Collapse of the charge-ordering state at high magnetic fields in the rare-earth manganite Pr_0.63Ca_0.37MnO₃

Abstract

We have investigated the specific heat and resistivity of a single crystal of Pr_0.63Ca_0.37MnO₃ around the charge ordering (CO) transition temperature, T_CO, in the presence of high magnetic fields (≤12 T) which can melt the charge-ordered state. At low magnetic fields (≤10 T), the manganite transforms from a charge-disordered paramagnetic insulating (PI) state to a charge-ordered insulating (COI) state as the temperature is lowered. The COI state becomes unstable beyond a threshold magnetic field and melts to a ferromagnetic metallic phase (FMM).
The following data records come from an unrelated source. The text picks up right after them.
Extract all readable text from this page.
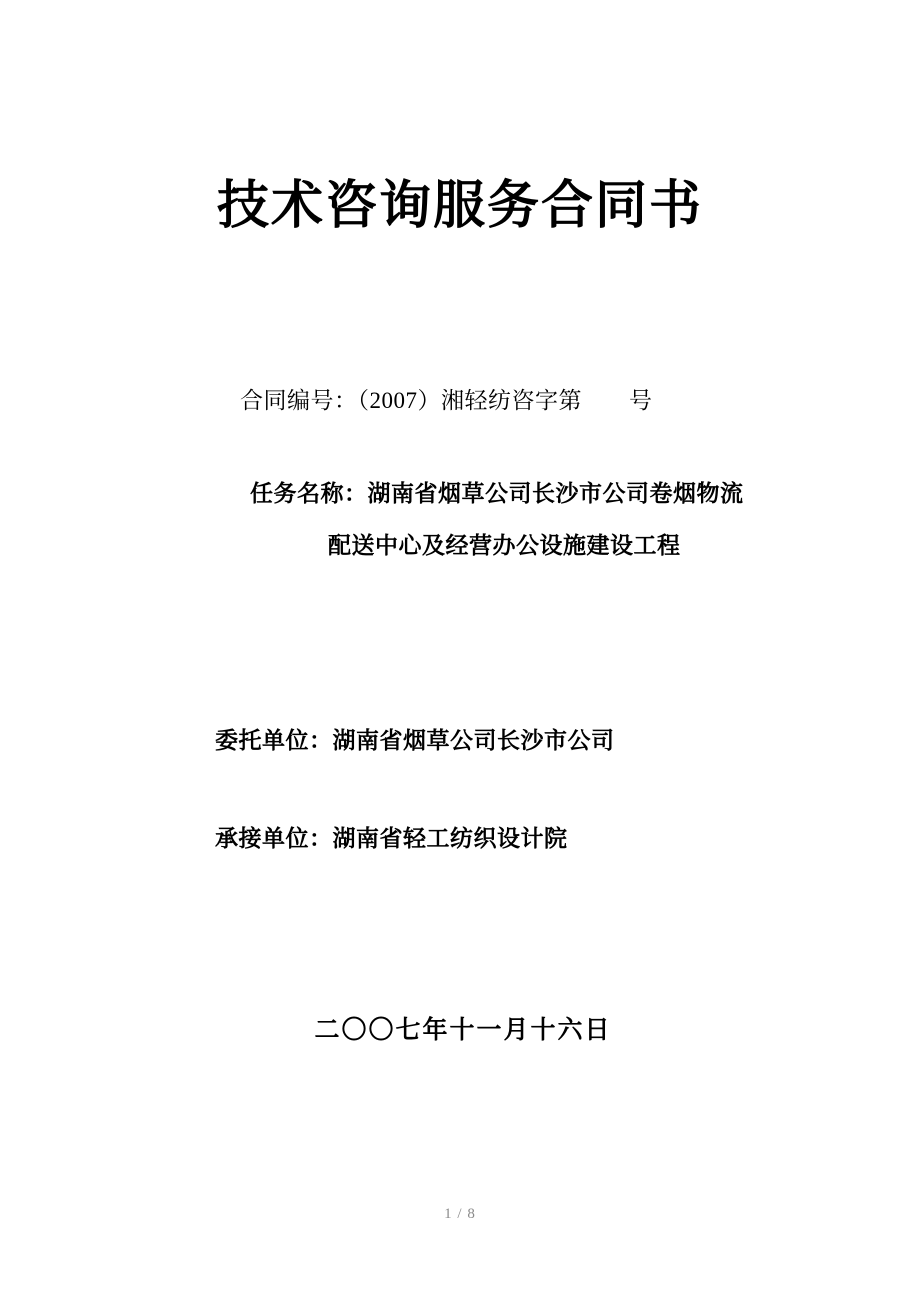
技术咨询服务合同书
合同编号：（2007）湘轻纺咨字第　　号
任务名称：湖南省烟草公司长沙市公司卷烟物流
配送中心及经营办公设施建设工程
委托单位：湖南省烟草公司长沙市公司
承接单位：湖南省轻工纺织设计院
二〇〇七年十一月十六日
1 / 8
This occurs for T<T_CO. However, above a critical field μ₀H^∗_ρ, the sample shows the onset of a metallic phase for T>T_CO and the COI transition occurs from a metallic phase. The onset temperature of the high-field metallic behavior decreases with an increase in the field and above a field μ₀H^∗, the COI transition does not occur and the CO state ceases to occur at all T. The entropy change involved in the CO transition, ΔS_CO≈1.6 J/mol K at 0 T, decreases with increasing field and eventually vanishes for a field μ₀H^∗. The collapse of the CO state above μ₀H^∗ is thus associated with a collapse of the entropy that stabilizes the CO state.